Si tant est que mon visage eût encore des couleurs, je pense que définitivement je peux me faire passer pour un fantôme qui hante les plaines. Je frotte mes paupières de ma main, pour tenter de calmer mon cœur qui bat à tout rompre. Après l'annonce de mon amie, ma main se porte automatiquement sur mon collier pour attester ses dires. Je suis loin d'être rassurée. Lequel a cassé ? Où est-il tombé ? Dans la forêt pendant le combat ? Mon cœur palpite de plus en plus vite, ma main s'accroche à mes pendentifs pour repérer lequel n'est plus entier. Sous mes doigts hésitants, je sens celui qui arbore une tête de loup et un croc en guise de corps, un léger soupir s'échappe de mes lèvres avant de toucher le second et de me rendre compte que la larme de sang est toujours intacte, par contre le poignard accroché à celle-ci à perdu une partie. La cassure est tranchante, elle m'égratigne le pouce. Je décale le collier de sous le sweat-shirt afin d'observer l'état du pendentif cassé. Les larmes me montent aux yeux, sans être décidées à couler. Je les retiens du mieux possible.

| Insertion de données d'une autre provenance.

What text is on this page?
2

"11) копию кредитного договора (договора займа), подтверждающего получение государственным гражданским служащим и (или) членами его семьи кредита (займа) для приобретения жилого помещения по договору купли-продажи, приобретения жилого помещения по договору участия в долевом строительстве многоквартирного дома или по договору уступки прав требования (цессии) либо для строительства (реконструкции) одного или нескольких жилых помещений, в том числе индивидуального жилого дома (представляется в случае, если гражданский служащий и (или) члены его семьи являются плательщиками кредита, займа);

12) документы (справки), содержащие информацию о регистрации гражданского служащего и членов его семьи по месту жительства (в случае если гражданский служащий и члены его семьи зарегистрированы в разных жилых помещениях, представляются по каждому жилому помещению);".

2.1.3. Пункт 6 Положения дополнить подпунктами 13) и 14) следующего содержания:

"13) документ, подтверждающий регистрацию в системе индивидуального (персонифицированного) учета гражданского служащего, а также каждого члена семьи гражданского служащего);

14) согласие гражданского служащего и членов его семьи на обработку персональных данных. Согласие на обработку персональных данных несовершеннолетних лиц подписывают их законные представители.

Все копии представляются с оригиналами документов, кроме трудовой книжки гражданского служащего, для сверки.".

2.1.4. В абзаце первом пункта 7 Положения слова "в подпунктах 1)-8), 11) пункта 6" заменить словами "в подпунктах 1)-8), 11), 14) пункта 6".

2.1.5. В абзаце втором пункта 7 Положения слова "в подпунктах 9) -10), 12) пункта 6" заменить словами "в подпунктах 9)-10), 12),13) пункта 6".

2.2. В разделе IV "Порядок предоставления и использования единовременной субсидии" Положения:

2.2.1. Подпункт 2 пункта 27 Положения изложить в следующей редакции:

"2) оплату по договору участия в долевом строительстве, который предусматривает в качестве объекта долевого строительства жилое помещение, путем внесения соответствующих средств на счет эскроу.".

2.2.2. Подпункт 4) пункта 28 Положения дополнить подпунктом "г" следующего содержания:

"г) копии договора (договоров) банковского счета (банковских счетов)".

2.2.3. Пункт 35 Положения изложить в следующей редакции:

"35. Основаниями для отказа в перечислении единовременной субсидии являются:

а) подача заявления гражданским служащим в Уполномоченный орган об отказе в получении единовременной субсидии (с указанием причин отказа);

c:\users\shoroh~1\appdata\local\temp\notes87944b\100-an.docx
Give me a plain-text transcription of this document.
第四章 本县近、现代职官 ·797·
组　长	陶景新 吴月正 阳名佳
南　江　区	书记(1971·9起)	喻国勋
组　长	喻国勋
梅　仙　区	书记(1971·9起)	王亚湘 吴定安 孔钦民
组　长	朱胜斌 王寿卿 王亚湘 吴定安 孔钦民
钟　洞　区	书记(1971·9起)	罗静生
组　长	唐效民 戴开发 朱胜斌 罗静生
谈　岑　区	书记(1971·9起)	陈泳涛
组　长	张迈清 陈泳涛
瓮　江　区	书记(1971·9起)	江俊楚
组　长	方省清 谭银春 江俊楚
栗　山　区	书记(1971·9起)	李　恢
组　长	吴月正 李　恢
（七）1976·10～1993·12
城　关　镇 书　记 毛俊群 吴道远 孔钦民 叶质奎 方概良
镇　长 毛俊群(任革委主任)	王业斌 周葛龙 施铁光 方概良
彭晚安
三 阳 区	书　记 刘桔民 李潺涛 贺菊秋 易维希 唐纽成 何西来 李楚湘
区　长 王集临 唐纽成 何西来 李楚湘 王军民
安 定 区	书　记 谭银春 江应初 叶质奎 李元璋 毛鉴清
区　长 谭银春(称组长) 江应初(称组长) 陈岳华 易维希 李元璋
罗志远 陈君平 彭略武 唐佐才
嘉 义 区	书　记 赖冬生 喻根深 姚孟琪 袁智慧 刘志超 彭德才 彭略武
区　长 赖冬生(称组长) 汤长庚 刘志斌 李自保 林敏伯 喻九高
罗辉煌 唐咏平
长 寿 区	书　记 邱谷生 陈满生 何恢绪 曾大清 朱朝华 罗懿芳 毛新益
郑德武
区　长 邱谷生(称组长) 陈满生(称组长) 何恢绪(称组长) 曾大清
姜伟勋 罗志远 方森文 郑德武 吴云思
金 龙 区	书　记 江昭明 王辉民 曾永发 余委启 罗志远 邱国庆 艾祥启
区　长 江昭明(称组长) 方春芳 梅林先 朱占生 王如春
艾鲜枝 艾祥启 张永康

L'angoisse, la peur et la peine prennent possession de mon corps. Je me lève d'un bond et me hâte vers la porte d'entrée. J'ai besoin d'air ! De respirer ! Une fois dehors, je colle mon dos au mur froid de la bâtisse, ferme les yeux tout en essayant de retrouver mon calme. Impossible ! Les souvenirs me submergent ! Je revois du sang, beaucoup de sang dégoulinant d'un homme face à moi et son bourreau juste à côté qui m'observe avec un sourire sadique et satisfait accroché aux lèvres.
Je sursaute quand une main se pose sur mon épaule et me tourne vivement vers la personne à mes côtés. Callie recule d'un pas quand elle comprend que j'étais partie à mille lieues de là. Mes épaules s'affaissent, ma respiration se calme progressivement. J'accepte la cigarette qu'elle me tend. Je fume très rarement, sauf quand la situation ou les émotions me submergent, là clairement j'en ai besoin.
— Ça va aller ma belle, dit-elle d'une voix calme et sereine. Tu sais, quand les deux loups sont entrés dans le salon, ils avaient peur pour toi. Je sais très bien ce que tu nous as expliqué vis-à-vis du croc à leur oreille et leur fonction. Mais pourquoi ne pas tenter de leur expliquer la situation comme tu l'as fait avec nous ?
— Non ! ne puis-je m'empêcher de répondre vivement.
Je me masse les tempes pour tenter de lui expliquer ce qu'elle ignore.
— Les Exécuteurs sont à la solde de la Haute Instance Lycans... Leur raconter mon histoire, annonce soit la fin de ma pseudo liberté, soit mon exécution. Que deviendra Erwann ? Soit il sera exécuté avec moi. Soit mon père le récupèrera et le modèlera à son image. Ce que je refuse !
Ma main se crispe et mes griffes sortent sans que je ne m'en rende compte, je reviens à moi quand l'odeur cuivrée du sang me monte aux narines, puis baisse les yeux vers ma main. Le sang a taché le perron. J'écrase ma cigarette dans le cendrier devant moi, alors que Paul nous rejoint et hésite à me parler. Il regarde sa femme puis moi.
— J'ai entendu votre conversation. Zander et Keylan ont été clairs, dans les jours à venir, ils viendront te voir pour discuter. Je ne sais pas s'ils ont trouvé le morceau de ton pendentif. Mais tu vas devoir leur parler un minimum. Tu es parvenue à leur cacher ta nature, de plus les villageois ne leur ont pas donné d'informations malgré leur insistance.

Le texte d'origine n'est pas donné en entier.